Monday, October 25, 2004

Snake!

Last night I awoke at some unearthly hour to see a large python sinuously coil itself over my leg. I sat upright in bed, barely able to speak other than to croak in a terrified squeak "Snake!". Jan woke up at this point too, and said something like "Oh god, not again" and went downstairs to sleep on the sofa.

Of course, there wasn't really a snake there. I had been having a very lucid (and probably freudian) dream after watching Predator on dvd (and the last 20 minutes again on tv), woken up and in my sleep befuddled, short sighted daze interpreted the pattern of brown and cream circles on the blanket at the end of the bed as some sort of scaly creature seeking to crush me where I lay. I've had these sort of dreams before. I am very short sighted and when I wake up there is a brief moment where my brain struggles to make sense of the visual jumble that my eyes are feeding it.

I can vividly remember waking up one Christmas Eve as a child to see Santa Claus standing by my door.
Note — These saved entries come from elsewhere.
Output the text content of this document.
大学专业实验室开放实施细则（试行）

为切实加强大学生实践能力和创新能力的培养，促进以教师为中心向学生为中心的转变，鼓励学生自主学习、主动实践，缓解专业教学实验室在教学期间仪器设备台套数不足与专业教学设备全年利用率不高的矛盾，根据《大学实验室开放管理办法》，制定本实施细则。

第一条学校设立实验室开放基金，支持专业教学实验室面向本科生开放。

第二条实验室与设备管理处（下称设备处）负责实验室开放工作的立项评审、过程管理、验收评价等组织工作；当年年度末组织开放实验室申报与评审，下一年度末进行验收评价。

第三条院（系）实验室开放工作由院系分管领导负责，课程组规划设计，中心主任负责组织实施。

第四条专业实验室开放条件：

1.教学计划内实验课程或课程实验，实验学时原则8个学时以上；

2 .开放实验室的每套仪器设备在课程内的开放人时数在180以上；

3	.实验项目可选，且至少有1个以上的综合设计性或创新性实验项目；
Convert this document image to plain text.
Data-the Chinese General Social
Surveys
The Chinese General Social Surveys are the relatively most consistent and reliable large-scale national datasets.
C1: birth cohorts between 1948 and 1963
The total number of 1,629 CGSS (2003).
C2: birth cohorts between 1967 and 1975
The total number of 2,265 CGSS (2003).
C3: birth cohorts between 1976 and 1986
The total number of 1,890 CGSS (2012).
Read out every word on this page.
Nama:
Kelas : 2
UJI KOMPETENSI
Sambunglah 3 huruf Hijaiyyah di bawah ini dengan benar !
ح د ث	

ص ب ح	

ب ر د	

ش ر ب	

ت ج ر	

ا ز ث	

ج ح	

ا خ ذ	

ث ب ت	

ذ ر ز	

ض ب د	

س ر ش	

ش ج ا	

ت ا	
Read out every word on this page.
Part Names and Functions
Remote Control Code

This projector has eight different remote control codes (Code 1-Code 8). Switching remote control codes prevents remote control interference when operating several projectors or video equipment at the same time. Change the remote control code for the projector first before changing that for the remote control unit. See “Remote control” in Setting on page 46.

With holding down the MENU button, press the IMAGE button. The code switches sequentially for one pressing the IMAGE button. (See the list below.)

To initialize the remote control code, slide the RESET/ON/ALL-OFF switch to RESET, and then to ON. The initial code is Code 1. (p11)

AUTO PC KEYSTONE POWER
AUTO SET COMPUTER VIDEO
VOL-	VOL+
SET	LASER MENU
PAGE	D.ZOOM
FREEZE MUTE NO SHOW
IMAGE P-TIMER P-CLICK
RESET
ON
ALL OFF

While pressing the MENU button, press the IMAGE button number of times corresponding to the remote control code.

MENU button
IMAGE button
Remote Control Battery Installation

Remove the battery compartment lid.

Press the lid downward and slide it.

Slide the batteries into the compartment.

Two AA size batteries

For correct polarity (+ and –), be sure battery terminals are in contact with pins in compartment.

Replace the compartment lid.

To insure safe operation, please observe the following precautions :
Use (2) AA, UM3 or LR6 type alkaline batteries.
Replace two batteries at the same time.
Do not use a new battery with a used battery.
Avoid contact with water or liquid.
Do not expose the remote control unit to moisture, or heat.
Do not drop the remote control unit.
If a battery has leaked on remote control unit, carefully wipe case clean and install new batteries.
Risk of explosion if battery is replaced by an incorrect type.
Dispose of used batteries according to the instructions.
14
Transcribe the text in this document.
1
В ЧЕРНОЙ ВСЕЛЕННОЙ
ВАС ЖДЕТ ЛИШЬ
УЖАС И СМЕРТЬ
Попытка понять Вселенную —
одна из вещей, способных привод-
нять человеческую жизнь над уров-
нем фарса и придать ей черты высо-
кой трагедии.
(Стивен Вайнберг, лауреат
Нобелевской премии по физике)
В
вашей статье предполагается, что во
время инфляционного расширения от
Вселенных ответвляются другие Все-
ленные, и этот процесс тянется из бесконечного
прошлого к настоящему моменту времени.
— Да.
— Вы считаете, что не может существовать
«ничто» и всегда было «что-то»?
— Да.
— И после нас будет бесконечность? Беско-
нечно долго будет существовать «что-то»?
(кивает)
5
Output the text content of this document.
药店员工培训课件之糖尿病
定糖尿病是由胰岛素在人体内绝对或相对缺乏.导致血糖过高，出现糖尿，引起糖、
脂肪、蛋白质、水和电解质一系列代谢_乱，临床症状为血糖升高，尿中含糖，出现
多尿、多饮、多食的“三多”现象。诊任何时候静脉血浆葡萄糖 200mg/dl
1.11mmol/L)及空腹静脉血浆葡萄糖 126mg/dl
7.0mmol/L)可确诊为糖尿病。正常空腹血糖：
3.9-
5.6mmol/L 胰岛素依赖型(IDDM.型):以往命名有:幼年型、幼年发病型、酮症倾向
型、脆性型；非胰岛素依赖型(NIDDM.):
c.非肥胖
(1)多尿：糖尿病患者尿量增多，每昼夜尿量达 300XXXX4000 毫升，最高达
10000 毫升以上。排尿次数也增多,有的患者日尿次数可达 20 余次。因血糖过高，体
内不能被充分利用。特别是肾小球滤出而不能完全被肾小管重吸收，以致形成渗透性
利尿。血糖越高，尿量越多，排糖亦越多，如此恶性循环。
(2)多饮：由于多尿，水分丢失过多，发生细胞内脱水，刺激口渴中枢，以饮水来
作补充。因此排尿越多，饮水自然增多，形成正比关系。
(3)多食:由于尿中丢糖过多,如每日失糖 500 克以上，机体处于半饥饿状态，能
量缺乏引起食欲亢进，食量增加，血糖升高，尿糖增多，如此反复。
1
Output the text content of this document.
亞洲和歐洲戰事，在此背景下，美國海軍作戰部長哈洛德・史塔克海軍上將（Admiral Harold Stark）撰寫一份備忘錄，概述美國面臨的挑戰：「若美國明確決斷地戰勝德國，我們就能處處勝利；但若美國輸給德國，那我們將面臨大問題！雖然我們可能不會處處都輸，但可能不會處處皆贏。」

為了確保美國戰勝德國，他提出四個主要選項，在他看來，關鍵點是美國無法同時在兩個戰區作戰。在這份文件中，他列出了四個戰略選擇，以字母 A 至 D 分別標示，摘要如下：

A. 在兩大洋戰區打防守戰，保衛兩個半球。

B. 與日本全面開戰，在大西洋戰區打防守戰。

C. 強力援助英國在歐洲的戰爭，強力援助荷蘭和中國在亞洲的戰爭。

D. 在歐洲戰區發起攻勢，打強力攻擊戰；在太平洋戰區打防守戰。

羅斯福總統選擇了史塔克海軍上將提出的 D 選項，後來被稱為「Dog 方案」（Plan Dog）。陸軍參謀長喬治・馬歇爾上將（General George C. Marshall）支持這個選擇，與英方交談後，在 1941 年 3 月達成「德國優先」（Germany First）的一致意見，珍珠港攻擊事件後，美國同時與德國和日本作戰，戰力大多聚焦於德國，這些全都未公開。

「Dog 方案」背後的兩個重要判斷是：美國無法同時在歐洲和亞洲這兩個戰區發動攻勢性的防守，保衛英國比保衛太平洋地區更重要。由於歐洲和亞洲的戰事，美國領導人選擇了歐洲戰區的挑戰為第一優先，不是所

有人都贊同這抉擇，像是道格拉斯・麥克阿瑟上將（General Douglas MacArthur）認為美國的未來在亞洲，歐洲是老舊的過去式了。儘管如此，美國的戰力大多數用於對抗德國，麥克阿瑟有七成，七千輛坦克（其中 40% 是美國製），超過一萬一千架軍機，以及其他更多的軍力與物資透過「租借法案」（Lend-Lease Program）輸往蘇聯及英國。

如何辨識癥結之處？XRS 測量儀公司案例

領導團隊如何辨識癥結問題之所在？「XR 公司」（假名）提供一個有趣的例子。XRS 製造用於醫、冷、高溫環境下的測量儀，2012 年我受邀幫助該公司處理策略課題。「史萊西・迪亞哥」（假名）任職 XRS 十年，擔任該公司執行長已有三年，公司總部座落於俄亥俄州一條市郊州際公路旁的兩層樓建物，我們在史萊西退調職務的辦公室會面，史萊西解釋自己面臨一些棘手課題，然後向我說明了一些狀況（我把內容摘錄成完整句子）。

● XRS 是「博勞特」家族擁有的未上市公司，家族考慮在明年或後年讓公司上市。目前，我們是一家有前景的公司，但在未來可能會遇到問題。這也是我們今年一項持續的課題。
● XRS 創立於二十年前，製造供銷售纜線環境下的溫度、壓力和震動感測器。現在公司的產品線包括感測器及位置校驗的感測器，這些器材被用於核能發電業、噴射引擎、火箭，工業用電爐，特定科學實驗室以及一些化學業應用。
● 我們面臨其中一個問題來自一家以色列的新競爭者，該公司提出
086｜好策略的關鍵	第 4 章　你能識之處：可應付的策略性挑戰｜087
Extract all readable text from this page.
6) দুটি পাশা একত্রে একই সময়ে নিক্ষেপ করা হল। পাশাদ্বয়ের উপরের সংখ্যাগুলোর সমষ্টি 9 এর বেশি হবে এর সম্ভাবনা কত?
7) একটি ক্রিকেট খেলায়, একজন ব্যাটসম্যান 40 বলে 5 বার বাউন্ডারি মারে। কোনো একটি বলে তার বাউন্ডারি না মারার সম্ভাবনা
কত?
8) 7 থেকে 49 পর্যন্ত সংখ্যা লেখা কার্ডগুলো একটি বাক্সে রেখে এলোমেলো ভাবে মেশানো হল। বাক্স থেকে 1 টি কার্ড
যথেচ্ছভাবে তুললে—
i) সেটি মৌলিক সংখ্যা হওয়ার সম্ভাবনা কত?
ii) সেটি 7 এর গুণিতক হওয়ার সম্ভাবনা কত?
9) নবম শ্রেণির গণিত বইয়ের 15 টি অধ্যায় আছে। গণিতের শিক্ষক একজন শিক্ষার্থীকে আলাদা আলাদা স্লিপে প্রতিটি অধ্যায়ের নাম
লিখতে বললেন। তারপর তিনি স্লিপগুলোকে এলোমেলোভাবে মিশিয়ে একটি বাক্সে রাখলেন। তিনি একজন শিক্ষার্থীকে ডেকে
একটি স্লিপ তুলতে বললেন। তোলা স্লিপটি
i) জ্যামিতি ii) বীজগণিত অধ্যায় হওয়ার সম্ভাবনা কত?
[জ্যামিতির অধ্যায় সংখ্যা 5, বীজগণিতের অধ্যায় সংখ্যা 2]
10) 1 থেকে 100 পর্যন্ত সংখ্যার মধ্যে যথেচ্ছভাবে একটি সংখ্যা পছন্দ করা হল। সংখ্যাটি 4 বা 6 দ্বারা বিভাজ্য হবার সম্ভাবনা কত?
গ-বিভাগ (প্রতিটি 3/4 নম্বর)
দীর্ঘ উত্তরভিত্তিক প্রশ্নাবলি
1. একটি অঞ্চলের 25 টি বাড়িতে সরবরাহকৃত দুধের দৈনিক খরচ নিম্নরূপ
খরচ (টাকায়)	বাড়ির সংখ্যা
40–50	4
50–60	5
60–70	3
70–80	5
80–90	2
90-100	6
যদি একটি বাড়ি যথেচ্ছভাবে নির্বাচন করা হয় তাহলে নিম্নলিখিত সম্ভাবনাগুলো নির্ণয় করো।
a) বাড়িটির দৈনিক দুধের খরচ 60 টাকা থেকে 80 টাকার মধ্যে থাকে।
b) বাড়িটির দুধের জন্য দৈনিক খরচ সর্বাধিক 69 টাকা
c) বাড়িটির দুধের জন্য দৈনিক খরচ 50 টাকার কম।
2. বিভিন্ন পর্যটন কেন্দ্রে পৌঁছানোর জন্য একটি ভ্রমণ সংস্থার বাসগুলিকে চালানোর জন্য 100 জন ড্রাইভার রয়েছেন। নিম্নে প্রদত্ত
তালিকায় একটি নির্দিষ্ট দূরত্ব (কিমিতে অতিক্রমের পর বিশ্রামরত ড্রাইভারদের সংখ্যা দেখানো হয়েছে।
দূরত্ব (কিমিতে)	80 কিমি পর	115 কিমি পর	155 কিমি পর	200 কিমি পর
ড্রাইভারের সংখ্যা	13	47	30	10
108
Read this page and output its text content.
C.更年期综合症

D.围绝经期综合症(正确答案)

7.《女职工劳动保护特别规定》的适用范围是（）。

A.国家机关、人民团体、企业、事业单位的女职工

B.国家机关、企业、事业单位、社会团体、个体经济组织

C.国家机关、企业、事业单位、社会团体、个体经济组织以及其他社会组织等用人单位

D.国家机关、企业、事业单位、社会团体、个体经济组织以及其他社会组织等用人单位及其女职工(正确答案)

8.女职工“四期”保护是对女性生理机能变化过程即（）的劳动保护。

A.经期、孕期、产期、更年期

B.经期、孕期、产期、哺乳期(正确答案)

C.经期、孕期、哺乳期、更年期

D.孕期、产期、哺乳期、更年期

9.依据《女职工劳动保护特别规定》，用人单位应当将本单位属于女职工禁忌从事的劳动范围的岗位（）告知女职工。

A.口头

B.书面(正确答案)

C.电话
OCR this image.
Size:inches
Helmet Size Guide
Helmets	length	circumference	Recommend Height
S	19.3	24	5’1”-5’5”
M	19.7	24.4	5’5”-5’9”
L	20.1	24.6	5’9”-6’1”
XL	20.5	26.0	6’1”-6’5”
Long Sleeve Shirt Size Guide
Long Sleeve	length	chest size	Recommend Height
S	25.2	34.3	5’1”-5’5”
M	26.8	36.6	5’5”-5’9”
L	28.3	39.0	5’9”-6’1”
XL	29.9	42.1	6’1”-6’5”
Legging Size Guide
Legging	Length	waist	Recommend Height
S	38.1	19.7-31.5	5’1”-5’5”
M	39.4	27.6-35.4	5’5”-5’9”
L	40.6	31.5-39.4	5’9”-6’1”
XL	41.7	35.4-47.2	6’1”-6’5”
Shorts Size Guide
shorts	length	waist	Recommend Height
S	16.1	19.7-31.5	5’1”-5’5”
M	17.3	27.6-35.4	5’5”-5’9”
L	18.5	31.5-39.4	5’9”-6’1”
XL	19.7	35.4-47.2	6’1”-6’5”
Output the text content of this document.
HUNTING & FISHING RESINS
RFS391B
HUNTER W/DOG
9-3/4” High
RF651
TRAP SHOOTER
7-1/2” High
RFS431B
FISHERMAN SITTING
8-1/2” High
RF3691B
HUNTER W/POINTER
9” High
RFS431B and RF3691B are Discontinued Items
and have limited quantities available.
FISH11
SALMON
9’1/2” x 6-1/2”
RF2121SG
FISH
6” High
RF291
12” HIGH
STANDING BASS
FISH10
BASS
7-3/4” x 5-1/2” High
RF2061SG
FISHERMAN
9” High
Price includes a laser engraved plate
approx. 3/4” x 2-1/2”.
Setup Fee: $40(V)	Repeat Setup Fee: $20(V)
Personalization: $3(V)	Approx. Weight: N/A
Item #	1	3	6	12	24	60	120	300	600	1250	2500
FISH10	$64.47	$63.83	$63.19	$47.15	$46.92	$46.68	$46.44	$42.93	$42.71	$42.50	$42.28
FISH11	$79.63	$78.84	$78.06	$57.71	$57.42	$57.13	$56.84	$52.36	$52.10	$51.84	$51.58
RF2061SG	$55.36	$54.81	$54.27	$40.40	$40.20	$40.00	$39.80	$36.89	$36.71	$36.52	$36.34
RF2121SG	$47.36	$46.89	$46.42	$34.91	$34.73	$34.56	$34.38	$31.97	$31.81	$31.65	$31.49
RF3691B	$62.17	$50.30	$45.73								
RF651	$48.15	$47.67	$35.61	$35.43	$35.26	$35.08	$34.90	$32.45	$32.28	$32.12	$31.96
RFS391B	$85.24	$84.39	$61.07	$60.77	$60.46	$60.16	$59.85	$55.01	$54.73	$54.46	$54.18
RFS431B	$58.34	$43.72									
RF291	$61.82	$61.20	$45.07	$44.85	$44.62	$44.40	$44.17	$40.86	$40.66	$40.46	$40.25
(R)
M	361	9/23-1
I was terrified, partly by the prospect of a stranger in my room but mostly by the thought that if he realized I was awake I wouldn't get any presents. I lay quietly for what seemed an eternity, hardly daring to breath, until the dawn light started to filter into the room and suddenly the patterns of light and shade shifted and I realized that the cloaked figure was actually my dressing gown hanging on the door handle.

In my old house there was the time that I awoke to see a doorway to a parallel dimension opening in the wall at the foot of my bed. I could just see an outline of the door as brilliant, blinding light spilled through the crack. I fumbled for my glasses as the door snapped shut and I put the bedside light on. My heart was racing and I felt as if I had witnessed some sort of genuine paranormal revelation. It took me a while to figure out that the mirror on the wall must have caught the reflection of the 500 watt halogen security light on the house opposite that had filtered through a gap in the curtains.

Oh, and we won't mention the incident of the tentacles on the ceiling or the mechanical butterflies on the duvet.

Maybe this is a common phenomenon that might explain why some people are convinced that they have seen ghosts and the like. The expression "I couldn't believe my eyes" has some truth behind it. Our brains do an awful lot of processing of the raw visual signals that get sent along the optic nerve before we actually see an image and interpret it. Optical illusions prove how easy it is to trick us into seeing something that is not actually there - coupled with a dream fugue or (as with ghost spotters and ufo hunters) a propensity to want to see something gives rise to the most convincing illusions.

Either that, or I'm going mental.

1 comment:

creepylesbo said...

I saw a programme on it years ago - it's called the 'Old Hag' syndrome or something - where people wake up convinced someone is sitting on their chest. It's actually caused because our bodies become paralysed when we are in a certain dream state (so we don't hurt ourselves) and yet occasionally our brains wake up too quick - but we are still paralysed, which is why it feels like there's something on us and we can't move. Anyway, it was terribly interesting. Happened to me once and scared the life out of me. But having bad eyesight doesn't help. I used to be convinced there was an eye on my wall watching me as a kid. Took me years to work out it was a poster I had on the wall and in the dark I could only see the white parts fo the poster.